Hace unos días, el 3 de febrero, falleció George Steiner, uno de los pensadores más desprendidos, penetrante humanista y filólogo reconocido, cuyos textos ayudaron a encauzar el deslumbrador arte de comprender los matices de la existencia, y a nosotros en lo particular, a tener una cierta idea de Europa.
Conocimos al autor de “Errata, el examen de una vida” en Oviedo, al recibir el Premio Príncipe de Asturias en Comunicación y Humanidades, y siendo allí en donde le escuchamos explicar que, “bajo las circunstancias actuales, algunos problemas son más grandes que nuestros cerebros.” Dicho por él, nos condesciende asumirlo sin la menor indecisión.
Esa expresión incrustada en la noción objetiva, nos exige preguntas encaminadas hacia las leyes de la existencia, tema que con tanta grandeza ayudó a conocer John Hodgdon Bradley en su libro “El desfile de la vida” - publicado en Argentina en 1945 - y a la par, los apoyos de Stephen Hawking con “Breves respuestas a las grandes preguntas”; otro de Amin Maalouf en “Naufragio de las civilizaciones”, y Eduardo Punset situándonos “Cara a cara con la vida, la mente y el Universo”.
Debido a Steiner, sabemos que desde los tiempos de las cavernas los humanos solamente aprendimos a enterrar a nuestros muertos, añadiendo a ese entorno una angustia doliente: “La certeza de que no hay otra existencia tras la muerte”.

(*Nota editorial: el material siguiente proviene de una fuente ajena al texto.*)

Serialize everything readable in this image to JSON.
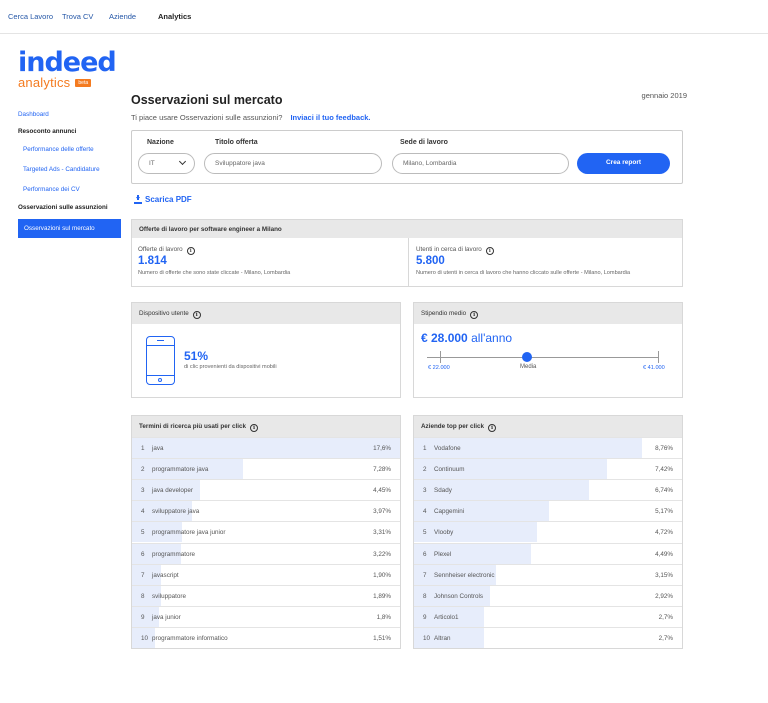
{
  "topnav": [
    {
      "label": "Cerca Lavoro",
      "active": false
    },
    {
      "label": "Trova CV",
      "active": false
    },
    {
      "label": "Aziende",
      "active": false
    },
    {
      "label": "Analytics",
      "active": true
    }
  ],
  "logo": {
    "brand": "indeed",
    "product": "analytics",
    "badge": "beta"
  },
  "sidebar": {
    "dashboard": "Dashboard",
    "section1": "Resoconto annunci",
    "performance_offerte": "Performance delle offerte",
    "targeted_ads": "Targeted Ads - Candidature",
    "performance_cv": "Performance dei CV",
    "section2": "Osservazioni sulle assunzioni",
    "active_item": "Osservazioni sul mercato"
  },
  "header": {
    "title": "Osservazioni sul mercato",
    "date": "gennaio 2019",
    "subtitle": "Ti piace usare Osservazioni sulle assunzioni?",
    "feedback_link": "Inviaci il tuo feedback."
  },
  "form": {
    "nazione_label": "Nazione",
    "nazione_value": "IT",
    "titolo_label": "Titolo offerta",
    "titolo_placeholder": "Sviluppatore java",
    "sede_label": "Sede di lavoro",
    "sede_placeholder": "Milano, Lombardia",
    "submit": "Crea report"
  },
  "download_pdf": "Scarica PDF",
  "offerte_card": {
    "title": "Offerte di lavoro per software engineer a Milano",
    "left": {
      "label": "Offerte di lavoro",
      "value": "1.814",
      "desc": "Numero di offerte che sono state cliccate - Milano, Lombardia"
    },
    "right": {
      "label": "Utenti in cerca di lavoro",
      "value": "5.800",
      "desc": "Numero di utenti in cerca di lavoro che hanno cliccato sulle offerte - Milano, Lombardia"
    }
  },
  "dispositivo": {
    "title": "Dispositivo utente",
    "percent": "51%",
    "desc": "di clic provenienti da dispositivi mobili"
  },
  "stipendio": {
    "title": "Stipendio medio",
    "amount": "€ 28.000",
    "period": "all'anno",
    "min": "€ 22.000",
    "mid": "Media",
    "max": "€ 41.000",
    "position": 0.4
  },
  "termini": {
    "title": "Termini di ricerca più usati per click",
    "rows": [
      {
        "n": "1",
        "term": "java",
        "value": "17,6%",
        "pct": 17.6
      },
      {
        "n": "2",
        "term": "programmatore java",
        "value": "7,28%",
        "pct": 7.28
      },
      {
        "n": "3",
        "term": "java developer",
        "value": "4,45%",
        "pct": 4.45
      },
      {
        "n": "4",
        "term": "sviluppatore java",
        "value": "3,97%",
        "pct": 3.97
      },
      {
        "n": "5",
        "term": "programmatore java junior",
        "value": "3,31%",
        "pct": 3.31
      },
      {
        "n": "6",
        "term": "programmatore",
        "value": "3,22%",
        "pct": 3.22
      },
      {
        "n": "7",
        "term": "javascript",
        "value": "1,90%",
        "pct": 1.9
      },
      {
        "n": "8",
        "term": "sviluppatore",
        "value": "1,89%",
        "pct": 1.89
      },
      {
        "n": "9",
        "term": "java junior",
        "value": "1,8%",
        "pct": 1.8
      },
      {
        "n": "10",
        "term": "programmatore informatico",
        "value": "1,51%",
        "pct": 1.51
      }
    ]
  },
  "aziende": {
    "title": "Aziende top per click",
    "rows": [
      {
        "n": "1",
        "term": "Vodafone",
        "value": "8,76%",
        "pct": 8.76
      },
      {
        "n": "2",
        "term": "Continuum",
        "value": "7,42%",
        "pct": 7.42
      },
      {
        "n": "3",
        "term": "Sdady",
        "value": "6,74%",
        "pct": 6.74
      },
      {
        "n": "4",
        "term": "Capgemini",
        "value": "5,17%",
        "pct": 5.17
      },
      {
        "n": "5",
        "term": "Vlooby",
        "value": "4,72%",
        "pct": 4.72
      },
      {
        "n": "6",
        "term": "Plexel",
        "value": "4,49%",
        "pct": 4.49
      },
      {
        "n": "7",
        "term": "Sennheiser electronic",
        "value": "3,15%",
        "pct": 3.15
      },
      {
        "n": "8",
        "term": "Johnson Controls",
        "value": "2,92%",
        "pct": 2.92
      },
      {
        "n": "9",
        "term": "Articolo1",
        "value": "2,7%",
        "pct": 2.7
      },
      {
        "n": "10",
        "term": "Altran",
        "value": "2,7%",
        "pct": 2.7
      }
    ]
  }
}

Él quizás podrá saberlo ahora tras haber cruzado el umbral del tiempo imperecedero.
A partir de los dibujos en la cueva de Altamira, o "El arte de la guerra" del maestro Sun Tzu, hasta llegar a la revolución del lenguaje y el sentido de la literatura, parece haber pasado una eternidad, aunque solamente el período necesario para ir de la quijada de asno al desmembrar el átomo.
Aún así, y al ser todo un enigma, deberíamos estar preparados para un traslado acompañado de un nuevo Dante, con la grandiosidad de ver y escuchar, en un lenguaje conmovedor, el renacer de una nueva existencia desde el principio del tiempo ido.
Siempre la humanidad ha estado asustada, al ignorar cómo empezó la vida, dónde, ni exactamente cuándo.
Creamos poesía, música, prosa, el amor excelso, alabamos al Creador, levantamos cohetes a la oscuridad del espacio y clonamos seres vivos; glorificamos las Pirámides, el Partenón y el Faro de Alejandría; moldeamos en mármol “La Venus de Milo” y, en un toque de inspiración sublime, nacieron “El Paraíso perdido”, “Hojas de hierba” y la partitura “El himno a la alegría".
Y aunque aún no hemos aprendido a formar un valor en donde imperase el respeto a la existencia, eso quizás llegará.
La inteligencia, y lo dice Steiner en “Extraterritorial”, es un ardor que se escapa de las barreras de la definición, y aún así lo seguimos indagando para mejorar nuestras humanidades.
Se conoce bien la potencialidad del cada ser, ese pretérito enfrentamiento contra los elementos y los quebrantamientos del espíritu, recordándosenos, aún en las peores circunstancias, que los valores eternos nos hacen levantarnos sobre nuestros propios errores y mirar el horizonte reparador con extraordinaria esperanza.
Somos ideas. El ímpetu es un ardor que se escapa de las barreras de la definición. Y ahí se hallaba Steiner para recordarnos que los acaecimientos, siendo más grandes que los sentidos, poseemos la certeza de que nuestro raciocinio sabrá abrirse su propio camino.
No hay vuelta de ruta y quizás conforte saberlo, ya que siendo así, y siguiendo la senda contra los quebrantamientos de las dudas perdurables, la presencia humana, mientras siga pisando la tierra, será una dádiva prodigiosa.